The Debt Management Office and the Minister of Finance had come under series of attacks from experts and key stakeholders in the economy on the country’s rising debt levels.
Nigeria’s debt service to Gross Domestic Product ratio had hit 73 per cent based on figures released by the Finance Ministry in October last year.
But despite the fact that Nigeria’s debt to GDP ratio is one of the highest in Sub-Saharan Africa, senior government officials still maintained that the country’s debt profile is still within sustainable limit.
But investigation by THE WHISTLER revealed that between 2021 and 2030, a huge chunk of the nation’s revenue would be devoted for debt servicing obligation.
The data showed that out of the $10.19bn proposed to be used for debt servicing, about $6.95bn representing 68.2 per cent would be spent to service the commercial portion of the external debt burden while the balance of $3.24bn or 31.79 per cent is being projected for payment of interest for multilateral debt obligation.
Further analysis of the DMO figures showed that from the $6.95bn projected for commercial debt service obligation, about $6.9bn representing 99.5 per cent is to be spent servicing Nigeria’s Eurobond creditors while the balance of $25.28m is for servicing of Diaspora bonds.
Nigeria returned to the Eurobond market in 2021 and has issued bonds worth $15.9bn accounting for 39.8 per cent of external debt stock, according to the DMO.
The unexplained government preference of Eurobonds at high interest costs, with the associated exchange rate risk may hurt Nigeria sooner than anticipated.
For multilateral creditors, the DMO is planning to service the debt of African Development Fund (ADF) with $114.93m. African Development Bank (AfDB) $148.06m, Africa Growing Together Fund (AGTF), $9.48m, International Fund for Agricultural Development (IFAD) $40.93m, International Development Association (IDA) $1.59bn and International Monetary Fund $$123.36m.
Also, a projection of $2.78m is being proposed to be spent as interest on the loan secured from European Development Fund (EDF), $0.61m for the debt of Arab Bank for Economic Development (BADEA) while $8.31m and $123.71m is to be spent on loans secured from the Islamic Development Bank (IDB) and the International Bank for Reconstruction and Development (IBRD).
Further analysis of the data from DMO put the planned interest payment for Nigeria’s bilateral debt at $1.07bn.
Economic Outlook Bleak, Nigeria Heading For Debt Crisis—Experts
The huge preference for borrowing has made the IMF to name Nigeria as one of the countries that may likely move into debt distress, given the staggering N41trn of public debt stock as at March 31, 2022.
The Fund warned that except the federal government put in place adequate measures to improve revenue generation, it’s entire earnings may be spent servicing debt by 2026.
It revealed that based on a macro-fiscal stress test that it conducted on Nigeria, interest payments on debts may wipe up the country’s entire earnings in the next four years.
The IMF’s Resident Representative for Nigeria, Mr.

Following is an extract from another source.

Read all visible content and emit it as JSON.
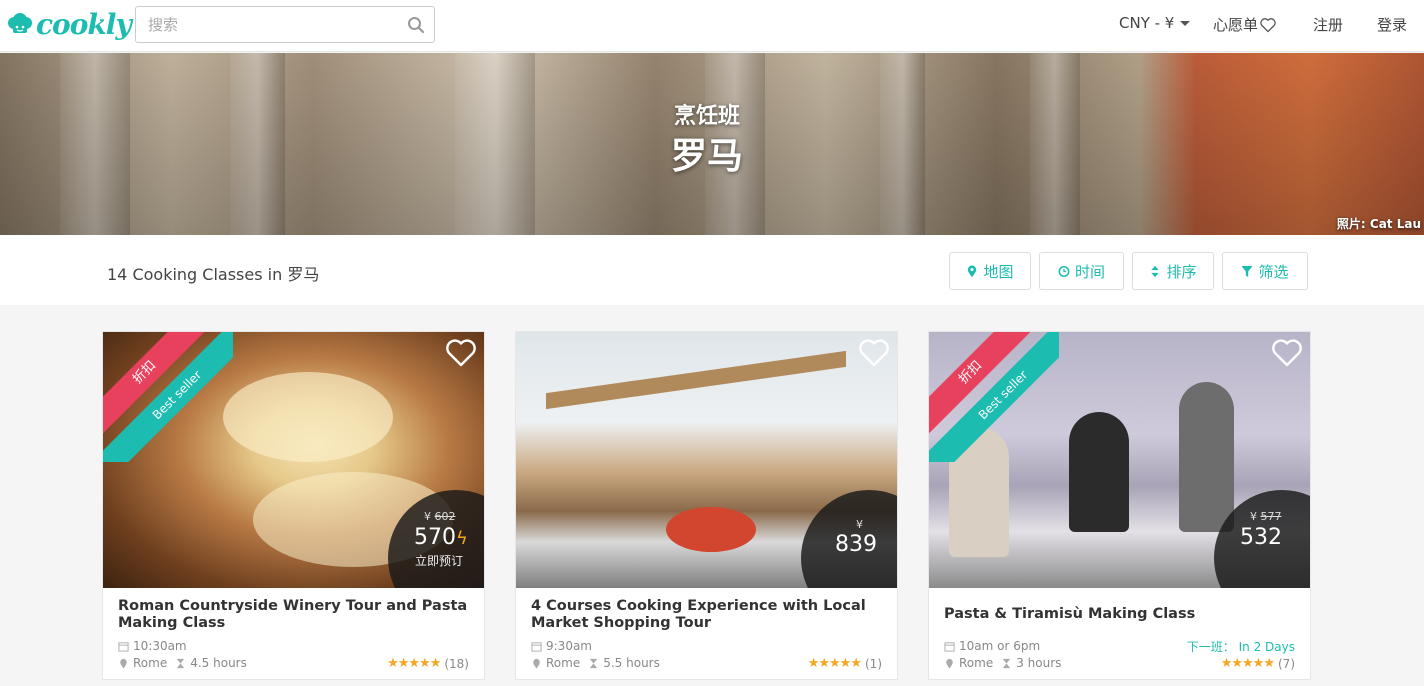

Ari Aisen while presenting the latest Sub-Saharan Africa Regional Economic Outlook, in Abuja warned that Nigeria risk sliding into critical debt servicing problem unless urgent actions were explored to significantly raise revenue.
He stated that over 80 per cent of the federal government’s revenue was committed to debt service.
Aisien said, “The biggest critical aspect for Nigeria is that we have done a macro-fiscal stress test, and what you observe is the interest payments as a share of revenue and as you see us in terms of the baseline from the federal government of Nigeria, the revenue almost 100 per cent is projected by 2026 to be taken by debt service.
“So, the fiscal space or the amount of revenues that will be needed and this without considering any shock is that most of the revenues of the federal government are now in fact 89 per cent and it will continue if nothing is done to be taken by debt service.
“It is a reflection of the low revenue of the country. The country needs to mobilise more revenue to be able to have macroeconomic stability. It has become an existential issue for Nigeria.
Speaking in an interview with THE WHISTLER, the Chairman, Chartered Instittute of Bankers of Nigeria Abuja Chapter Prof Uche Uwaleke, sai the huge amount spent on debt servicing could pose great danger for the economy.
He said, “We are spending so much from our revenue to service debt and when that happens what is the implication? You have very little for what you want to do. If you have N1 expenditure, what it means is that you have 20 kobo for it. So, it counts out development of capital projects because that leaves you with very little and debt servicing you must do.
“That is why every year, government has not defaulted. Government will always service debt, so it leaves us with very little and that is why you see us more like in a perpetual state of borrowing.
“You will need to borrow to survive because as you earn, you are using it to service debt and so you will end up even refinancing. Refinancing means you borrow to service your debt. So that is our situation and I will say, the debt service to revenue ratio is really a problem and that is why sometimes you hear the Ministry of Finance say that we have a revenue challenge.”
He suggested that since the government is not earning enough revenue, time has come for it to adopt a cost reduction strategy to bring down the cost of governance.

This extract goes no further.